Dès le 5 février, la centrale est joignable
le lundi de 17h à 19h et le vendredi de 10h à 12h
au 026 347 16 90.
Le projet lancé sous l'impulsion de l'association alumni de la Haute école de santé Fribourg bénéficie du soutien de la Haute école de santé Fribourg, de la Direction de la santé et des affaires sociales du canton de Fribourg (DSAS), de l’OrTra santé-social Fribourg et de la représentante cantonale du bureau fribourgeois d’Alliance Care.

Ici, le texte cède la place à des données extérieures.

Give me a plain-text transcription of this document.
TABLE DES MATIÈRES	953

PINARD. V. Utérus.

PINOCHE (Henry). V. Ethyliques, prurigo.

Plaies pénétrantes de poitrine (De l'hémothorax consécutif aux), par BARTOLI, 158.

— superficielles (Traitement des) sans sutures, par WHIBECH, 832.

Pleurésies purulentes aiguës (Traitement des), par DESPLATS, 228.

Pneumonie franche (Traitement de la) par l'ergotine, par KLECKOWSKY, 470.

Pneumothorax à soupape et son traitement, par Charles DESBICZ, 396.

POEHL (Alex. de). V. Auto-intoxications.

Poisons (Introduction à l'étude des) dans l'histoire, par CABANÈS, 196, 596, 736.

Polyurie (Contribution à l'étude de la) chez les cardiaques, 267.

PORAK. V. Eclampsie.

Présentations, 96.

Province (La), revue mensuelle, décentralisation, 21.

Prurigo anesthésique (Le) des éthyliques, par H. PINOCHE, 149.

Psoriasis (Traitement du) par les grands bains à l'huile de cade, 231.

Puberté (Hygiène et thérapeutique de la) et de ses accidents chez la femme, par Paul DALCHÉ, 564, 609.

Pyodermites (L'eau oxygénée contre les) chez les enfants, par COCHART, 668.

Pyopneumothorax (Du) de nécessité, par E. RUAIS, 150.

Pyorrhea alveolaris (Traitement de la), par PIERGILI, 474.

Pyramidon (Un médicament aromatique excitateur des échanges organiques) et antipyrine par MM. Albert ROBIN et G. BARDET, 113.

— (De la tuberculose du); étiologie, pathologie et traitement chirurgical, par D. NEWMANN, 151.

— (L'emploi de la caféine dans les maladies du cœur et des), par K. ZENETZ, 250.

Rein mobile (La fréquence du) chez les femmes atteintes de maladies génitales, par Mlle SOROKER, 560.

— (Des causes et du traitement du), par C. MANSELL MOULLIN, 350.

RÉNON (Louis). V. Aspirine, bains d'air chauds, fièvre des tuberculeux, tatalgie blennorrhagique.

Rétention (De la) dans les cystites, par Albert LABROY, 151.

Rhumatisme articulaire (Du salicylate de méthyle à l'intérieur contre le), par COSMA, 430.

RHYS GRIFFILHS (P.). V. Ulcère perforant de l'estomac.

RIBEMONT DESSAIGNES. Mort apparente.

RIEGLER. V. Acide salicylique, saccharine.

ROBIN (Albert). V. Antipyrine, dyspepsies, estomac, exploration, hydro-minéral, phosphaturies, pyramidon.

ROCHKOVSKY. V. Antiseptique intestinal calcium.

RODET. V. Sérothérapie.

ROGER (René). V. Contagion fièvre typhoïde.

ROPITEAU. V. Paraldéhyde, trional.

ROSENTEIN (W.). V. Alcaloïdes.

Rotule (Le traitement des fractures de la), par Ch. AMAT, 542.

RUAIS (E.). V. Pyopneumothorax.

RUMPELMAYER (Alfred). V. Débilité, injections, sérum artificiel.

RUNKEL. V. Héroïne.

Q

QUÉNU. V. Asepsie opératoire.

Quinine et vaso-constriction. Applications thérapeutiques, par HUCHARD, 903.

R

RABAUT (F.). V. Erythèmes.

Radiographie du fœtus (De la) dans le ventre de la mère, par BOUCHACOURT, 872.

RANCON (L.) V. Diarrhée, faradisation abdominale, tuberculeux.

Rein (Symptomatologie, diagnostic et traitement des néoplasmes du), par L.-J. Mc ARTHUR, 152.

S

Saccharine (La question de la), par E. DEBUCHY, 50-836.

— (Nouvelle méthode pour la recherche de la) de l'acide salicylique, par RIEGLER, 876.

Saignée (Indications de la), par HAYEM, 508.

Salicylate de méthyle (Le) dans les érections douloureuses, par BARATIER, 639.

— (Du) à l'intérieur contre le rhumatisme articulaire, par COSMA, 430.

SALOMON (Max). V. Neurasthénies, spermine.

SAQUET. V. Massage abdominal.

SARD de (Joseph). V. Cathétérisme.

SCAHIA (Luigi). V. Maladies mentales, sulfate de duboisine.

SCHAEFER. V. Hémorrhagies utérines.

Entre 2016 et 2018, en Suisse, environ 36% des infirmiers et infirmières de degré tertiaire âgés entre 20 et 24 ans quittaient la profession (Obsan, 2023). Selon les projections de l’observatoire suisse de la santé (2023) le taux de besoin en personnel de niveau tertiaire augmentera de 41,2% sur la période 2019-2035 dans le canton de Fribourg.
Il y a urgence de maintenir les jeunes diplômés dans la profession.
Ma motivation, portée par l'ensemble du comité de l’association Alumni HEdS-FR — composé de Charlotte Mittaz, Jessica Wey, Camille Burri et Fernando Santa— à l’origine du lancement de cette centrale, est d’améliorer la situation et de limiter autant que possible la perte de jeunes diplômé·es dans la profession. Au début de notre carrière, nous aurions eu besoin d'un tel soutien pour nous accompagner dans la transition entre le monde des études et du travail. La réalité du terrain et la pression ressentie sur la profession sont extrêmement difficiles à vivre au quotidien en tant que jeune professionnels. L'écart entre la conception du monde du travail et la réalité est important.Â
Selon l’office fédéral de la statistique, les coûts nécessaires à une formation dans une haute école en Suisse sont d’environ 16'500.- par personne et par an (Office fédéral de la statistique, 2021). Cet investissement est perdu pour environ un tiers d’infirmiers et infirmières qui quittent définitivement la profession de manière précoce (Merçay et al., 2021). La problématique engendre également des coûts indirects non négligeables tels que les heures supplémentaires et les heures de travail des intérimaires dû à l’augmentation de l’absentéisme au sein des services.